▎ 摘　　要

A reduced graphene oxide supported cobalt (Co@G) was synthesized via a wet-chemical method and was then introduced into a La0.7Mg0.3 (Ni0.85Co0.15) 3.5 alloy (designated as La-Mg-Ni) by means of mechanical alloying. Experimental results indicated that the La-Mg-Ni alloy electrodes decorated with Co@G nanocomposites exhibited excellent electrochemical performance. At a discharge current density of 1200 mA/g, the high rate dischargeability (HRD1200) of the undecorated alloy electrode was 59.8%. This value increased to 82.3%, 84.7%, and 70.7%, respectively, when the alloy electrode was decorated with x wt.% (x=3,6,9) Co@G nanocomposites, respectively.

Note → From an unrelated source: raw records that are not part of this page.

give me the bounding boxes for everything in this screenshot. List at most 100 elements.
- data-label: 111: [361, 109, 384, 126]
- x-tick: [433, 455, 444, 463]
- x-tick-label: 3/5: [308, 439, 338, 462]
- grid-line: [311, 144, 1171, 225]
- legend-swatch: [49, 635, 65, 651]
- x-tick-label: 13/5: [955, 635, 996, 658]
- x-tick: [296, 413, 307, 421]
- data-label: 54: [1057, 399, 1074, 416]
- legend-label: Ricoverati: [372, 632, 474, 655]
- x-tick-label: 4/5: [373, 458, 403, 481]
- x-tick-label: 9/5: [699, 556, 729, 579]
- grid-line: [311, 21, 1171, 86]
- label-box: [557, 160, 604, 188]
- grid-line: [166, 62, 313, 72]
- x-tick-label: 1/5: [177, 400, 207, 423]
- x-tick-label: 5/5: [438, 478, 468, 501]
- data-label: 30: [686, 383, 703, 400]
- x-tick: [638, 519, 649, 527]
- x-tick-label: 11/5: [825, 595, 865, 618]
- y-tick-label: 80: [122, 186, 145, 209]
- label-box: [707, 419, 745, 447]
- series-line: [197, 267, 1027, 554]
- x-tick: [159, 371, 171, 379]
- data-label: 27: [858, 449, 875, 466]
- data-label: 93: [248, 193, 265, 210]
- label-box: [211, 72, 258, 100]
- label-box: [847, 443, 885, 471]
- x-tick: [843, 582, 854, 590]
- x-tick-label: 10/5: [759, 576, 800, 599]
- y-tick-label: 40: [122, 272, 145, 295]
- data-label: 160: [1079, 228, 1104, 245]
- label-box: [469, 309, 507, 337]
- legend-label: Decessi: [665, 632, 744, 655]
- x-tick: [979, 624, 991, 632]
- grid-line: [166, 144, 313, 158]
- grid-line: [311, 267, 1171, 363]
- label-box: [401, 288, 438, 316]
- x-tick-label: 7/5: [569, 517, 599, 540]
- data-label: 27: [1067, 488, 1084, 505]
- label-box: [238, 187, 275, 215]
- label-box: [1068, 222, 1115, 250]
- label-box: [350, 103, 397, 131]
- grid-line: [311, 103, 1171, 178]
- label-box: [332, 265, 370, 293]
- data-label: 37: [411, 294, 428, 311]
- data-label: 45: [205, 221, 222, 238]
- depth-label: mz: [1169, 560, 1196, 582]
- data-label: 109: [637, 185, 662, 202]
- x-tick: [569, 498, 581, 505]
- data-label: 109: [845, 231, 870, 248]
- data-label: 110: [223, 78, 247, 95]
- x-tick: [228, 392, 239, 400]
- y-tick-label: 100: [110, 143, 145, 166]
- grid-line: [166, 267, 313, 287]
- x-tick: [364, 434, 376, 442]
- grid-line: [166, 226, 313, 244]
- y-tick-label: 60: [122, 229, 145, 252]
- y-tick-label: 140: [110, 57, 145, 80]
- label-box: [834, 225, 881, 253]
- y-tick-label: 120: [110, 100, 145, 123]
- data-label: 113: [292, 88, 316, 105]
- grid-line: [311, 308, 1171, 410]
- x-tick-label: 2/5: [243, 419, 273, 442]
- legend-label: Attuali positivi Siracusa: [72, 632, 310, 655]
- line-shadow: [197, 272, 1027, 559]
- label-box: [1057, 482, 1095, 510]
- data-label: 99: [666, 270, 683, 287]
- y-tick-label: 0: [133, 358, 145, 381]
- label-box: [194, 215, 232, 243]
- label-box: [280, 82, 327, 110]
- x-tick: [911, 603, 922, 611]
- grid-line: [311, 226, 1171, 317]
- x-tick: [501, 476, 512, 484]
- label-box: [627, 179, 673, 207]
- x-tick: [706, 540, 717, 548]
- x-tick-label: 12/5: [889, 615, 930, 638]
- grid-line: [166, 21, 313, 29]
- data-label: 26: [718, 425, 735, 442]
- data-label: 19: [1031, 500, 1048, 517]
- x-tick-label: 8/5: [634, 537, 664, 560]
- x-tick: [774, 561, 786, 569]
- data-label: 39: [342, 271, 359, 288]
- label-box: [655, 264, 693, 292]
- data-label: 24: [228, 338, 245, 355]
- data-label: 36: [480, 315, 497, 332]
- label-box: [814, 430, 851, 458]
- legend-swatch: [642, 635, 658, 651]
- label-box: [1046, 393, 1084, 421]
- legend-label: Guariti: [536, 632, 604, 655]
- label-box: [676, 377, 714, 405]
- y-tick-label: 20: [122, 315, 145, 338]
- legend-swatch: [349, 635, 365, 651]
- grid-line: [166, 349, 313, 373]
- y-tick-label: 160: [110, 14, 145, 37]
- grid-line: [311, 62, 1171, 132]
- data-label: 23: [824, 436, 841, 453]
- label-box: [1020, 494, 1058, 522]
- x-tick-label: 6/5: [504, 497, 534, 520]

The exchange current density (I-0) and the limiting current density (I-L) were also enhanced under the catalytic action of the Co@G nacocomposites. The electrode decorated with the 6.0 wt.% Co@G nanocomposite exhibited the best electrochemical performance. The improvements in electrochemical performance of the La-Mg-Ni alloy electrodes are attributed to the synergistic catalytic action of graphene and Co, thereby facilitating the electron transport and shortening the ion transportation paths in the alloy electrodes.